GOWA, EDELWEISNEWS.COM – Kru dan Pemeran Film Ati Raja menyambangi makam Hoo Eng Djie di Pekuburan Cina Bolangi, Kabupaten Gowa, Minggu (3/11/2019).
Sebelum ke makam Hoo Eng Djie, Arwan Tjahyadi selaku Eksekutif Produksi Film Ati Raja menjemput cucu Hoo Eng Djie untuk sama – sama ziarah ke kuburan seniman tahun 40 – an tersebut. Cucu Ho Eng Dji ini merupakan anak dari Ho Yuu Gie, salah satu anak lelaki Hoo Eng Djie.
Ketika berada di kuburan, pemeran Hoo Eng Djie, Fajar Baharuddin atau yang akrab disapa Bojan terlihat berjongkok sejenak di depan nisan Hoo Eng Djie, seolah meminta restu atas Film Ati Raja yang tayang perdana pada tanggal 7 November nanti bioskop di Indonesia. Bojan menatap dalam nisan tersebut.
“Saya berharap film ini sukses di pasaran dan bisa mendapat tempat di hati penonton,” harapnya.
Seorang cucu Hoo Eng Djie bernama Yuliaty berterimakasih kepada sutradara yang telah menuangkan cerita hidup kakeknya dalam Film Ati Raja.

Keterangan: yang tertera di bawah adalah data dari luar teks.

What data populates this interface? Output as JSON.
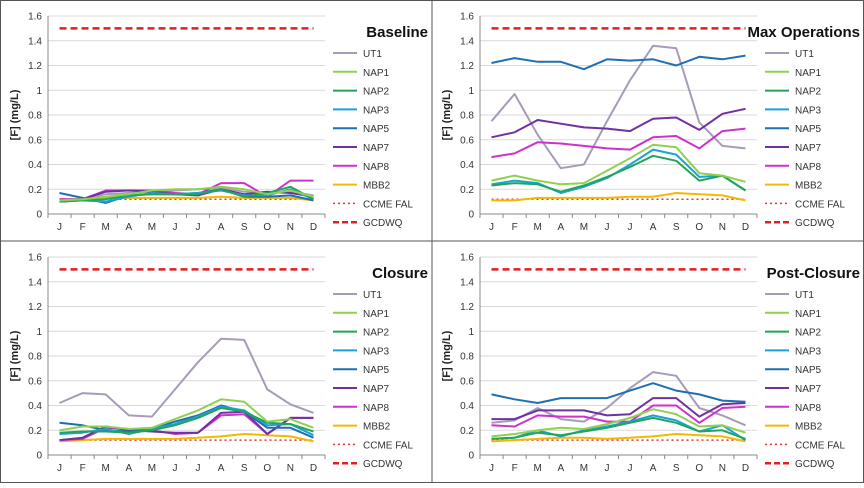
{
  "colors": {
    "UT1": "#a89bb8",
    "NAP1": "#8fd14f",
    "NAP2": "#22a45a",
    "NAP3": "#1aa3d9",
    "NAP5": "#1f6fb2",
    "NAP7": "#7030a0",
    "NAP8": "#cc33cc",
    "MBB2": "#f5b800",
    "CCME FAL": "#e53935",
    "GCDWQ": "#e01f1f"
  },
  "chart_data": [
    {
      "type": "line",
      "title": "Baseline",
      "ylabel": "[F] (mg/L)",
      "ylim": [
        0,
        1.6
      ],
      "yticks": [
        "0",
        "0.2",
        "0.4",
        "0.6",
        "0.8",
        "1",
        "1.2",
        "1.4",
        "1.6"
      ],
      "categories": [
        "J",
        "F",
        "M",
        "A",
        "M",
        "J",
        "J",
        "A",
        "S",
        "O",
        "N",
        "D"
      ],
      "legend_position": "right",
      "series": [
        {
          "name": "UT1",
          "values": [
            0.12,
            0.12,
            0.16,
            0.17,
            0.18,
            0.19,
            0.2,
            0.21,
            0.18,
            0.17,
            0.18,
            0.15
          ]
        },
        {
          "name": "NAP1",
          "values": [
            0.11,
            0.12,
            0.14,
            0.16,
            0.19,
            0.2,
            0.2,
            0.22,
            0.2,
            0.16,
            0.19,
            0.14
          ]
        },
        {
          "name": "NAP2",
          "values": [
            0.1,
            0.11,
            0.12,
            0.15,
            0.16,
            0.16,
            0.16,
            0.2,
            0.14,
            0.17,
            0.22,
            0.12
          ]
        },
        {
          "name": "NAP3",
          "values": [
            0.1,
            0.11,
            0.1,
            0.14,
            0.17,
            0.16,
            0.17,
            0.19,
            0.15,
            0.15,
            0.2,
            0.12
          ]
        },
        {
          "name": "NAP5",
          "values": [
            0.17,
            0.13,
            0.09,
            0.15,
            0.16,
            0.16,
            0.17,
            0.2,
            0.14,
            0.14,
            0.15,
            0.11
          ]
        },
        {
          "name": "NAP7",
          "values": [
            0.11,
            0.12,
            0.18,
            0.19,
            0.18,
            0.16,
            0.15,
            0.2,
            0.16,
            0.18,
            0.17,
            0.14
          ]
        },
        {
          "name": "NAP8",
          "values": [
            0.12,
            0.12,
            0.19,
            0.19,
            0.19,
            0.17,
            0.16,
            0.25,
            0.25,
            0.14,
            0.27,
            0.27
          ]
        },
        {
          "name": "MBB2",
          "values": [
            0.12,
            0.12,
            0.13,
            0.13,
            0.13,
            0.13,
            0.13,
            0.14,
            0.13,
            0.13,
            0.13,
            0.11
          ]
        },
        {
          "name": "CCME FAL",
          "values": [
            0.12,
            0.12,
            0.12,
            0.12,
            0.12,
            0.12,
            0.12,
            0.12,
            0.12,
            0.12,
            0.12,
            0.12
          ]
        },
        {
          "name": "GCDWQ",
          "values": [
            1.5,
            1.5,
            1.5,
            1.5,
            1.5,
            1.5,
            1.5,
            1.5,
            1.5,
            1.5,
            1.5,
            1.5
          ]
        }
      ]
    },
    {
      "type": "line",
      "title": "Max Operations",
      "ylabel": "[F] (mg/L)",
      "ylim": [
        0,
        1.6
      ],
      "yticks": [
        "0",
        "0.2",
        "0.4",
        "0.6",
        "0.8",
        "1",
        "1.2",
        "1.4",
        "1.6"
      ],
      "categories": [
        "J",
        "F",
        "M",
        "A",
        "M",
        "J",
        "J",
        "A",
        "S",
        "O",
        "N",
        "D"
      ],
      "legend_position": "right",
      "series": [
        {
          "name": "UT1",
          "values": [
            0.75,
            0.97,
            0.64,
            0.37,
            0.4,
            0.75,
            1.08,
            1.36,
            1.34,
            0.74,
            0.55,
            0.53
          ]
        },
        {
          "name": "NAP1",
          "values": [
            0.27,
            0.31,
            0.27,
            0.24,
            0.25,
            0.35,
            0.45,
            0.56,
            0.54,
            0.33,
            0.31,
            0.26
          ]
        },
        {
          "name": "NAP2",
          "values": [
            0.23,
            0.25,
            0.24,
            0.18,
            0.23,
            0.3,
            0.38,
            0.47,
            0.43,
            0.27,
            0.31,
            0.19
          ]
        },
        {
          "name": "NAP3",
          "values": [
            0.24,
            0.27,
            0.25,
            0.17,
            0.22,
            0.29,
            0.4,
            0.52,
            0.48,
            0.3,
            0.31,
            0.19
          ]
        },
        {
          "name": "NAP5",
          "values": [
            1.22,
            1.26,
            1.23,
            1.23,
            1.17,
            1.25,
            1.24,
            1.25,
            1.2,
            1.27,
            1.25,
            1.28
          ]
        },
        {
          "name": "NAP7",
          "values": [
            0.62,
            0.66,
            0.76,
            0.73,
            0.7,
            0.69,
            0.67,
            0.77,
            0.78,
            0.68,
            0.81,
            0.85
          ]
        },
        {
          "name": "NAP8",
          "values": [
            0.46,
            0.49,
            0.58,
            0.57,
            0.55,
            0.53,
            0.52,
            0.62,
            0.63,
            0.53,
            0.67,
            0.69
          ]
        },
        {
          "name": "MBB2",
          "values": [
            0.11,
            0.11,
            0.13,
            0.13,
            0.13,
            0.13,
            0.14,
            0.14,
            0.17,
            0.16,
            0.15,
            0.11
          ]
        },
        {
          "name": "CCME FAL",
          "values": [
            0.12,
            0.12,
            0.12,
            0.12,
            0.12,
            0.12,
            0.12,
            0.12,
            0.12,
            0.12,
            0.12,
            0.12
          ]
        },
        {
          "name": "GCDWQ",
          "values": [
            1.5,
            1.5,
            1.5,
            1.5,
            1.5,
            1.5,
            1.5,
            1.5,
            1.5,
            1.5,
            1.5,
            1.5
          ]
        }
      ]
    },
    {
      "type": "line",
      "title": "Closure",
      "ylabel": "[F] (mg/L)",
      "ylim": [
        0,
        1.6
      ],
      "yticks": [
        "0",
        "0.2",
        "0.4",
        "0.6",
        "0.8",
        "1",
        "1.2",
        "1.4",
        "1.6"
      ],
      "categories": [
        "J",
        "F",
        "M",
        "A",
        "M",
        "J",
        "J",
        "A",
        "S",
        "O",
        "N",
        "D"
      ],
      "legend_position": "right",
      "series": [
        {
          "name": "UT1",
          "values": [
            0.42,
            0.5,
            0.49,
            0.32,
            0.31,
            0.53,
            0.75,
            0.94,
            0.93,
            0.53,
            0.41,
            0.34
          ]
        },
        {
          "name": "NAP1",
          "values": [
            0.2,
            0.23,
            0.23,
            0.21,
            0.22,
            0.29,
            0.36,
            0.45,
            0.43,
            0.27,
            0.29,
            0.22
          ]
        },
        {
          "name": "NAP2",
          "values": [
            0.18,
            0.19,
            0.19,
            0.18,
            0.2,
            0.24,
            0.3,
            0.38,
            0.35,
            0.26,
            0.25,
            0.19
          ]
        },
        {
          "name": "NAP3",
          "values": [
            0.17,
            0.18,
            0.21,
            0.17,
            0.21,
            0.25,
            0.31,
            0.39,
            0.36,
            0.24,
            0.25,
            0.16
          ]
        },
        {
          "name": "NAP5",
          "values": [
            0.26,
            0.24,
            0.2,
            0.19,
            0.21,
            0.27,
            0.32,
            0.4,
            0.35,
            0.22,
            0.22,
            0.14
          ]
        },
        {
          "name": "NAP7",
          "values": [
            0.12,
            0.14,
            0.23,
            0.2,
            0.19,
            0.18,
            0.18,
            0.34,
            0.35,
            0.17,
            0.3,
            0.3
          ]
        },
        {
          "name": "NAP8",
          "values": [
            0.12,
            0.13,
            0.22,
            0.21,
            0.2,
            0.17,
            0.18,
            0.32,
            0.33,
            0.17,
            0.3,
            0.3
          ]
        },
        {
          "name": "MBB2",
          "values": [
            0.11,
            0.12,
            0.13,
            0.13,
            0.13,
            0.13,
            0.14,
            0.15,
            0.17,
            0.16,
            0.15,
            0.11
          ]
        },
        {
          "name": "CCME FAL",
          "values": [
            0.12,
            0.12,
            0.12,
            0.12,
            0.12,
            0.12,
            0.12,
            0.12,
            0.12,
            0.12,
            0.12,
            0.12
          ]
        },
        {
          "name": "GCDWQ",
          "values": [
            1.5,
            1.5,
            1.5,
            1.5,
            1.5,
            1.5,
            1.5,
            1.5,
            1.5,
            1.5,
            1.5,
            1.5
          ]
        }
      ]
    },
    {
      "type": "line",
      "title": "Post-Closure",
      "ylabel": "[F] (mg/L)",
      "ylim": [
        0,
        1.6
      ],
      "yticks": [
        "0",
        "0.2",
        "0.4",
        "0.6",
        "0.8",
        "1",
        "1.2",
        "1.4",
        "1.6"
      ],
      "categories": [
        "J",
        "F",
        "M",
        "A",
        "M",
        "J",
        "J",
        "A",
        "S",
        "O",
        "N",
        "D"
      ],
      "legend_position": "right",
      "series": [
        {
          "name": "UT1",
          "values": [
            0.26,
            0.28,
            0.38,
            0.29,
            0.27,
            0.38,
            0.54,
            0.67,
            0.64,
            0.38,
            0.32,
            0.24
          ]
        },
        {
          "name": "NAP1",
          "values": [
            0.15,
            0.17,
            0.2,
            0.22,
            0.21,
            0.25,
            0.3,
            0.37,
            0.33,
            0.23,
            0.24,
            0.18
          ]
        },
        {
          "name": "NAP2",
          "values": [
            0.13,
            0.14,
            0.18,
            0.16,
            0.19,
            0.22,
            0.26,
            0.3,
            0.26,
            0.19,
            0.2,
            0.13
          ]
        },
        {
          "name": "NAP3",
          "values": [
            0.13,
            0.14,
            0.2,
            0.15,
            0.2,
            0.23,
            0.27,
            0.32,
            0.28,
            0.19,
            0.24,
            0.12
          ]
        },
        {
          "name": "NAP5",
          "values": [
            0.49,
            0.45,
            0.42,
            0.46,
            0.46,
            0.46,
            0.52,
            0.58,
            0.52,
            0.49,
            0.44,
            0.43
          ]
        },
        {
          "name": "NAP7",
          "values": [
            0.29,
            0.29,
            0.36,
            0.36,
            0.36,
            0.32,
            0.33,
            0.46,
            0.46,
            0.31,
            0.41,
            0.42
          ]
        },
        {
          "name": "NAP8",
          "values": [
            0.24,
            0.23,
            0.32,
            0.31,
            0.31,
            0.27,
            0.27,
            0.4,
            0.4,
            0.26,
            0.38,
            0.39
          ]
        },
        {
          "name": "MBB2",
          "values": [
            0.11,
            0.12,
            0.13,
            0.14,
            0.14,
            0.13,
            0.14,
            0.15,
            0.17,
            0.16,
            0.15,
            0.11
          ]
        },
        {
          "name": "CCME FAL",
          "values": [
            0.12,
            0.12,
            0.12,
            0.12,
            0.12,
            0.12,
            0.12,
            0.12,
            0.12,
            0.12,
            0.12,
            0.12
          ]
        },
        {
          "name": "GCDWQ",
          "values": [
            1.5,
            1.5,
            1.5,
            1.5,
            1.5,
            1.5,
            1.5,
            1.5,
            1.5,
            1.5,
            1.5,
            1.5
          ]
        }
      ]
    }
  ]
}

Katanya, film tersebut membangkitkan kenangan kepada almarhum kakek dan bapaknya.
“Meski saya tidak pernah bertemu langsung dengan kakek saya, tapi film ini seolah menghidupkannya kembali. Kami cucu – cucunya bisa melihatnya meski hanya dalam film. Saya berterimakasih kepada Sutradara Film Ati Raja dan semua kru, hingga Film Ati Raja yang menceritakan tentang kakek saya Hko Eng Djie yang juga pencipta lagu Ati Raja tayang di bioskop. Mudah – mudahan film yang bercerita tentang culture budaya sekitar tahun 40an ini mendapat tempat di hati penonton,” ucapnya.
TENTANG FILM ATI RAJA
Kata Shaifudin Bahrum, Film Ati Raja adalah Film Nasional yang diproduksi di Makassar. Film ini pantas ditonton generasi bangsa untuk menjaga keharmonisan hidup dalam multi etnik dan multi budaya.
Sutradara Film Ati Raja yakni Shaifuddin Bahrum,
Pimpinan Produksi Ancu Amar dan Eksekutif Produksi Arwan Tjahjadi. Film ini diproduksi oleh Persaudaraan Peranakan Tionghoa Makassar (P2TM) dan 786 Production.
Film Ati Raja adalah sebuah film yang menceritakan tentang kisah hidup seorang seniman bernama Hoo Eng Djie. Ati Raja sendiri diambil dari salah satu lagu karya Hoo Eng Djie.
Kisah hidup yang berliku mengantarkan Hoo Eng Djie untuk menuliskan puluhan syair hingga terciptalah karya-karyanya yang hingga saat ini masih bisa dinikmati dan dikenal oleh masyarakat, khususnya warga Makassar. Hoo Eng Djie lahir di Kassi Kebo tahun 1906 dan wafat 1960 di Makassar.
Pada usia belia Baba Tjoi nama panggilan Hoo Eng Djie sempat mengenyam pendidikan rendah di sekolah partikelir milik orang Melayu Ince Bau Sandi di Makassar. Di sekolah itu dia mengenal sastra melayu dan sastra Makassar, serta belajar menulis lontara dan bahasa Makassar. Dengan latar budaya kehidupan kaum Tionghoa peranakan yang hidup bergaul harmonis dengan masyarakat Makassar.
Ketika Baba Tjoi menginjak usia remaja, ia menunjukkan bakat musik yang luar biasa bahkan ia mempopulerkan syair-syairnya melalui nyanyian dan musik daerah Makassar. Pada tahun 1939 Hoo Eng Djie memasuki studio rekaman “Canari” di Surabaya. Pada kesempatan itu ia merekam lagu-lagu Makassar ciptaannya. Hingga tahun 1942, Hoo Eng Djie berhasil menyelesaikan rekaman musik daerah Sulawesi Selatan (bukan hanya Makassar tetapi juga Bugis, Mandar, dan Selayar). Sebanyak 3 album piringan hitam dalam kurun waktu 4 tahun.
Sebelum pecah Perang Dunia Kedua (1945), rekaman lagu Hoo Eng Djie berhasil terjual sebanyak 20 ribu keping, yang pemasarannya tidak hanya di Indonesia, tetapi juga di Malaysia dan Singapura. Lagu ciptaannya yang populer hingga saat ini tetap dinikmati antara lain Ati Raja, Sailong, Dendang-dendang dan Amma Ciang.